It’s not every day that a filmmaker’s debut feature becomes a global award-winning darling.
Winner of awards at the San Francisco, Morelia and Marrakech Film Festivals as well as winning Best First Feature at the 61st Ariel Awards (one of its nine nominations), director Lila Aviles’ debut The Chambermaid is finally in theaters and thankfully it more than lives up to the critical hype.
A subtle and tender rumination on class in Mexico City, The Chambermaid introduces viewers to Eve, a down on her luck chambermaid working in a posh Mexico City hotels. A mother trying to make ends meet, Eve’s life is full of long shifts and trying to elevate her station by taking on extra responsibility after taking a promotion and even venturing to the realm of adult education, taking classes with the hopes of pushing herself up the ranks at her place of work. Plaintively told through lengthy scenes that embed the viewer into a world of explicit class dynamics, The Chambermaid is a poignant and enveloping character study about a woman on the brink of a breakthrough in a world that only hopes to break her down.
Speaking of its win at June’s Ariel Awards, the film can be contextualized opposite the show’s biggest winner, Alfonso Cuaron’s overrated Roma. A similar tale about a maid and her relationship to the world around her, where Cuaron’s film feels incredibly maudlin and manipulative, Aviles’ film is quite the opposite.
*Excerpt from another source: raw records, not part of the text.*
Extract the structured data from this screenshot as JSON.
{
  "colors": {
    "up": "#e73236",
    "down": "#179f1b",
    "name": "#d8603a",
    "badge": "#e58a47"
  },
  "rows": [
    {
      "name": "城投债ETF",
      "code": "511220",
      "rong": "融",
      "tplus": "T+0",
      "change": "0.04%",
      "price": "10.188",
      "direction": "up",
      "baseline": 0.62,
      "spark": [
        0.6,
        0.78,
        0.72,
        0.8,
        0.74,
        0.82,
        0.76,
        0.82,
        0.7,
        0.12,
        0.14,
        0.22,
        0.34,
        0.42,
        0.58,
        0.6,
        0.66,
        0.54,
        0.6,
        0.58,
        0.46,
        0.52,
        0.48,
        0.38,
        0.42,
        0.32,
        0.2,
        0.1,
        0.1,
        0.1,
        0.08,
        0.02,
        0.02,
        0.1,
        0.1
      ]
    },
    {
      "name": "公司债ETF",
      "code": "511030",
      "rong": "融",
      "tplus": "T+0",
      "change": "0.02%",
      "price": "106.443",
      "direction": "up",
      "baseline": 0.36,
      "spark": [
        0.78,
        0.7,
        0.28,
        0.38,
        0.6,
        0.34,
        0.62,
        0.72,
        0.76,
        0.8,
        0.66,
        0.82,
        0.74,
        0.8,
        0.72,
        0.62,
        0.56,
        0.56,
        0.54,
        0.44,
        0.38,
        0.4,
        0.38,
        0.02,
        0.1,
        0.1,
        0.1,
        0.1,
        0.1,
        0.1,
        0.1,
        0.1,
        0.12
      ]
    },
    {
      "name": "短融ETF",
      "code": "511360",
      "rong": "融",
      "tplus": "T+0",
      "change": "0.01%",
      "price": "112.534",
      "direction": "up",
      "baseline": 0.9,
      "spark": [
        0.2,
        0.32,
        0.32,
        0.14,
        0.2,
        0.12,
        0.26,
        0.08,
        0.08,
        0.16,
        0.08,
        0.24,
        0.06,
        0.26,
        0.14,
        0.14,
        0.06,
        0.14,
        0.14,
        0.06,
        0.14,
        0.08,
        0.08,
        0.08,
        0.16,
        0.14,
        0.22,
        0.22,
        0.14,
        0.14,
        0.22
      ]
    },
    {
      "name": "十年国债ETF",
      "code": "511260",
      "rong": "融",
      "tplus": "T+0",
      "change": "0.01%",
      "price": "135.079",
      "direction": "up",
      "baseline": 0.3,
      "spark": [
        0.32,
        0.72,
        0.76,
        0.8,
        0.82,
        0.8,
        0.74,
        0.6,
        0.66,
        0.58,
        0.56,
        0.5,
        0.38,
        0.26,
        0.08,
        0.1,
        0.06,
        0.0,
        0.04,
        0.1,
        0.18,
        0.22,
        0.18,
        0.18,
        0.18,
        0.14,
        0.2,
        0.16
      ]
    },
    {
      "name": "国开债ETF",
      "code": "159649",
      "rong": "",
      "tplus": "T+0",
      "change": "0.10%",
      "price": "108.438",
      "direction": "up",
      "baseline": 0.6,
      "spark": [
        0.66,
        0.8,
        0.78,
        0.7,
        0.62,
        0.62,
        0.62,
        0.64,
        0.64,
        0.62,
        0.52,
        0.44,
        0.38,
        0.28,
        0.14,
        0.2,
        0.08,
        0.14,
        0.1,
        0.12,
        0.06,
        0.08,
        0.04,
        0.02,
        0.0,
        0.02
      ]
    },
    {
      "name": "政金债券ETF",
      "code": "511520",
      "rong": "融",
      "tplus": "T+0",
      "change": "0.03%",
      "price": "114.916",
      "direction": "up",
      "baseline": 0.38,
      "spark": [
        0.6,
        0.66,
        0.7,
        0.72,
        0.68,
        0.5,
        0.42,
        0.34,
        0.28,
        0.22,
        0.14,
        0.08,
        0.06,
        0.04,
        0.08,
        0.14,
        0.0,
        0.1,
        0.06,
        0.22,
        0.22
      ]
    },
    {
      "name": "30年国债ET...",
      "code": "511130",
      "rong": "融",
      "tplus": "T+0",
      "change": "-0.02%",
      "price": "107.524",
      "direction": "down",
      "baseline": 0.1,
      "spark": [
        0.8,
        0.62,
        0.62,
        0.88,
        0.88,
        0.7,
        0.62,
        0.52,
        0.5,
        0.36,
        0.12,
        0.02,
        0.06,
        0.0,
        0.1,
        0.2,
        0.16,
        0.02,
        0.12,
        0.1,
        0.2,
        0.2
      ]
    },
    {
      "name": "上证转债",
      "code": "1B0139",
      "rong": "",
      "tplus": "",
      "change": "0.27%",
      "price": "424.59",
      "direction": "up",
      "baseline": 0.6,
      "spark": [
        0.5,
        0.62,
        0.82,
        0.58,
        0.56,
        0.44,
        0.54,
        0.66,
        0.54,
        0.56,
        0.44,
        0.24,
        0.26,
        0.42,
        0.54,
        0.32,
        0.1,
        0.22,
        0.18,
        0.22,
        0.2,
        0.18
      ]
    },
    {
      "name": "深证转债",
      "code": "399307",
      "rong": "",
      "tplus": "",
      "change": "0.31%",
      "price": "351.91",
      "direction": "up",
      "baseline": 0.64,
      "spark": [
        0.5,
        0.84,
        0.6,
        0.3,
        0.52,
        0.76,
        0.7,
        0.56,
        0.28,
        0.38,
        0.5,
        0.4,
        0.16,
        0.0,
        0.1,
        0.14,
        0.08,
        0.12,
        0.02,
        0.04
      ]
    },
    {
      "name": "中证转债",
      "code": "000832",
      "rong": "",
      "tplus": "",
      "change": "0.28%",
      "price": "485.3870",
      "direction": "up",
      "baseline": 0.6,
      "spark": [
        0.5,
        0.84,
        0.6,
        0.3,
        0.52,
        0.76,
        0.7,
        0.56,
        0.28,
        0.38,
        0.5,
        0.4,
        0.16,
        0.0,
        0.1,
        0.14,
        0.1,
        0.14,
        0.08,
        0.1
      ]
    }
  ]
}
A loving and humane film, there’s no grandstanding, with Cuaron’s tourist-like journey through blue-collar strife being replaced with a prescient portrait of the struggle one faces when raising yourself up the class ranks feels utterly impossible. Sure, the film doesn’t have impressive black and white photography or a Netflix machine behind it, but what it does have is a purity of vision and an intimacy that is rare even in the greatest of socio-political fiction.
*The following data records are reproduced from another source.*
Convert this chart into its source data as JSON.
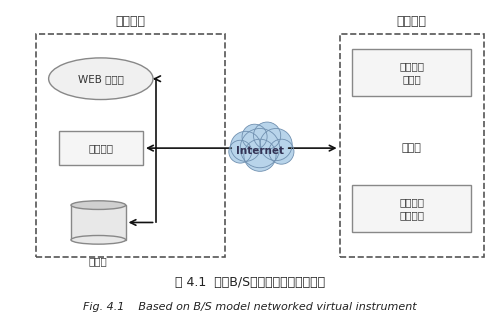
{
  "bg_color": "#ffffff",
  "title_cn": "图 4.1  基于B/S模式的网络化虚拟仪器",
  "title_en": "Fig. 4.1    Based on B/S model networked virtual instrument",
  "server_label": "服务器端",
  "browser_label": "浏览器端",
  "web_server_text": "WEB 服务器",
  "virtual_inst_text": "虚拟仪器",
  "database_text": "数据库",
  "internet_text": "Internet",
  "virt_client_text": "虚拟仪器\n客户端",
  "browser_text": "浏览器",
  "user_interact_text": "用户交互\n结果显示",
  "dashed_border_color": "#555555",
  "box_border_color": "#888888",
  "arrow_color": "#111111",
  "line_color": "#111111",
  "text_color": "#333333",
  "cloud_blue": "#a8c8e8"
}
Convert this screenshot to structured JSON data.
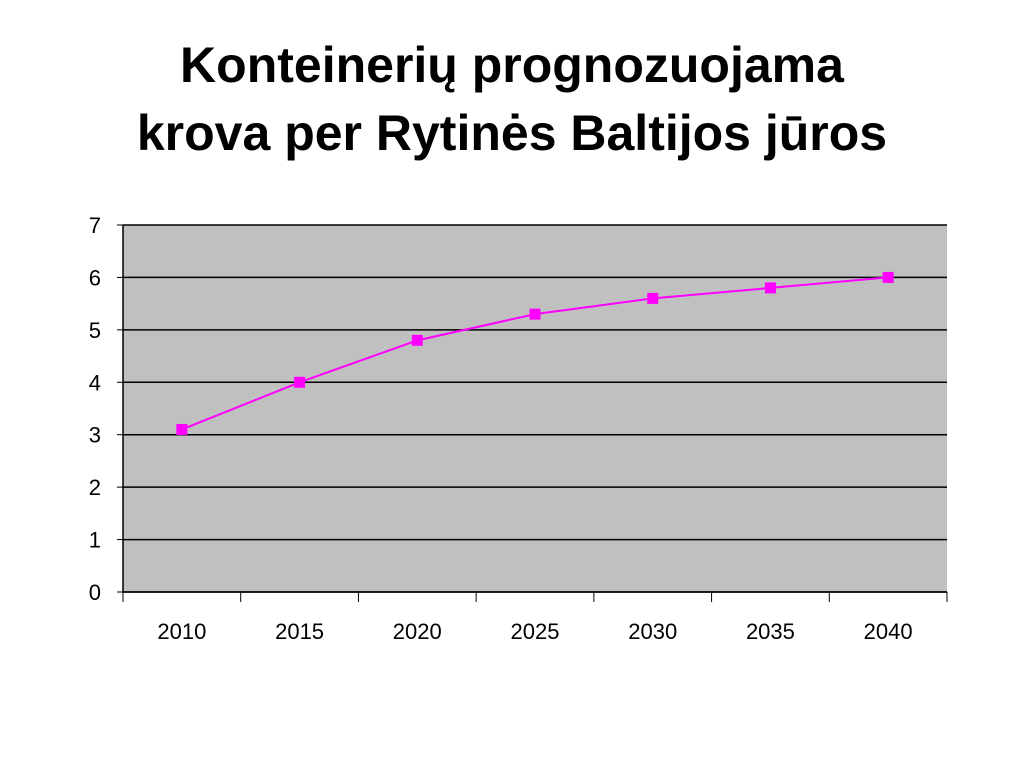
{
  "chart_data": {
    "type": "line",
    "title": [
      "Konteinerių prognozuojama",
      "krova per Rytinės Baltijos jūros"
    ],
    "categories": [
      "2010",
      "2015",
      "2020",
      "2025",
      "2030",
      "2035",
      "2040"
    ],
    "series": [
      {
        "color": "#ff00ff",
        "values": [
          3.1,
          4.0,
          4.8,
          5.3,
          5.6,
          5.8,
          6.0
        ]
      }
    ],
    "ylim": [
      0,
      7
    ],
    "yticks": [
      0,
      1,
      2,
      3,
      4,
      5,
      6,
      7
    ],
    "grid": true,
    "plot_background": "#c0c0c0"
  }
}
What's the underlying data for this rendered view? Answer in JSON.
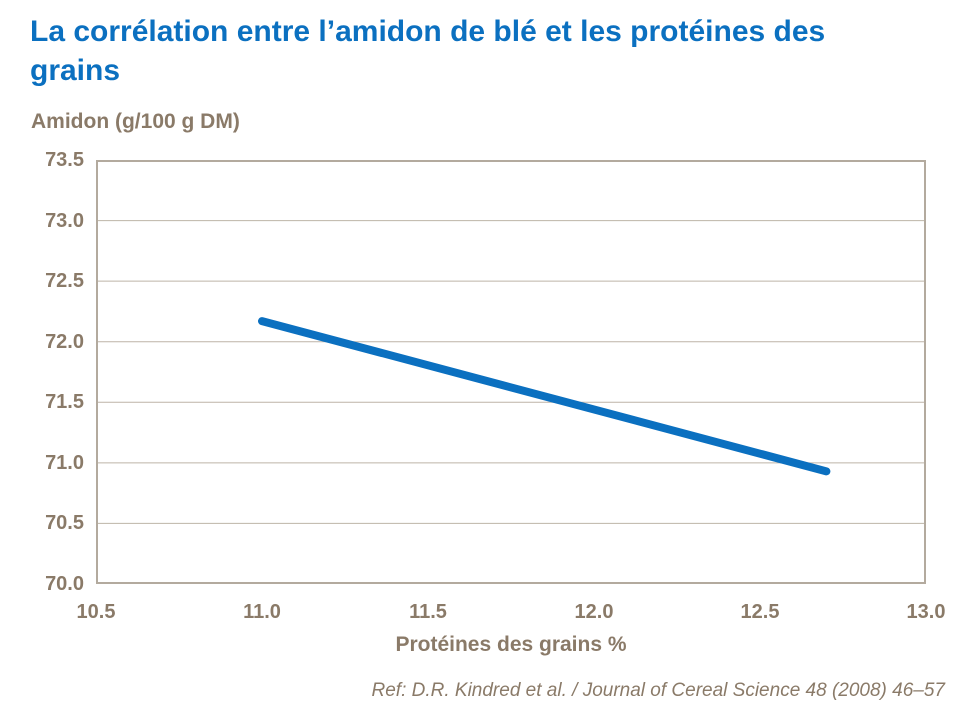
{
  "slide": {
    "reference": "Ref: D.R. Kindred et al. / Journal of Cereal Science 48 (2008) 46–57"
  },
  "chart_data": {
    "type": "line",
    "title": "La corrélation entre l’amidon de blé et les protéines des grains",
    "xlabel": "Protéines des grains %",
    "ylabel": "Amidon (g/100 g DM)",
    "xlim": [
      10.5,
      13.0
    ],
    "ylim": [
      70.0,
      73.5
    ],
    "xticks": [
      "10.5",
      "11.0",
      "11.5",
      "12.0",
      "12.5",
      "13.0"
    ],
    "yticks": [
      "70.0",
      "70.5",
      "71.0",
      "71.5",
      "72.0",
      "72.5",
      "73.0",
      "73.5"
    ],
    "grid": "horizontal-only",
    "legend": "none",
    "series": [
      {
        "x": [
          11.0,
          12.7
        ],
        "y": [
          72.17,
          70.93
        ],
        "color": "#0b70c0",
        "stroke_width": 8
      }
    ]
  },
  "colors": {
    "title_text": "#0b70c0",
    "axis_text": "#8a7a68",
    "plot_frame": "#b3aa9e",
    "gridline": "#bdb4a7",
    "background": "#ffffff"
  }
}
A veteran of the stage, Aviles proves to be a superlative film director as well. Clearly interested in performance, her frame is static and often incredibly intimate, allowing her cast to breathe life into each and every scene. Actress Gabriela Cartol is an absolute revelation here, giving a performance that’s at times quite and others oozing a type of bravery rarely seen. Particularly near the film’s conclusion, there’s a scene involving her and a window washer that starts as potentially uncomfortable but by the end becomes one of the more rare explorations of sexual agency that one will see in all of 2019. Shot ostensibly in one location, the film has a startling economy both of language and of vision, having an uncanny ability to give Eve a life seemingly beyond the walls of the hotel without ever once stepping literally beyond them. It’s a product of both an assured performer and a nuanced director, and stands as one of the more accomplished works of world cinema this year.
Shot by DP Carlos Rossini, the film’s also simply gorgeous to look at. Muted but not to a fault, the film has an unassuming aesthetic that both hints at Eve’s oppressive life on the bottom rungs of society and also the monotonous work that she does day in and day out. When the film breaks from this palate it’s in service of character, be it the aforementioned window washer flirting sequence or a moment in which Eve must take care of a patron’s child. It’s a tender and sun-soaked sequence with the large windows and natural light doing away with the clinical and muddy photography that makes the majority of the film. This type of understanding of character is rare in modern cinema, and with each new sequence, there’s a similar type of image to truly take one’s breath away. A rare achievement, this film.